The United States is currently experiencing its worst financial crisis since the Great Depression, because the previous Republican Administration made injudicious decisions: generous tax cuts for the rich and two unfunded wars.  In other words, Republicans created the economic crisis President Obama is trying to end, and the world remembers.  So the time has come for these hardline Republicans to be held, not entirely, but partly accountable for the harm a Republican administration has caused their nation.

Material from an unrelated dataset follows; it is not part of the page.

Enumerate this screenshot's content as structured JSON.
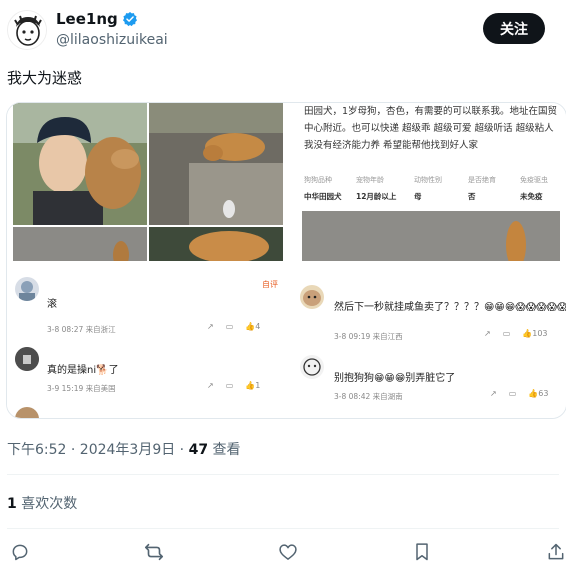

Please note that I am not using the word “punish.”  Punishment is out the question.  Accountability, however, is of a higher and more dignified order.  If these Republicans will not take responsibility for the current state of the US economy and, therefore, not assist President Obama in helping pass the stimulus package their nation requires, the verdict is in.  These hardline Republicans have strayed from a middle-course and, given that the poor and the middle-class suffer, not to mention other economies, one wonders whether or not they have a conscience.

Conclusion

Even anti-tax extremists would fight anti-tax extremism if they could view it as self-serving and as a threat to the health and survival of the nation  as a democracy or res publica, things belonging to the public, including the environment.**

Think about it.

—ooo—

[i] Grace Lee Nute, The Voyageur (St Paul: Minnesota Historical Society, 1955 [1931], pp. 203-204.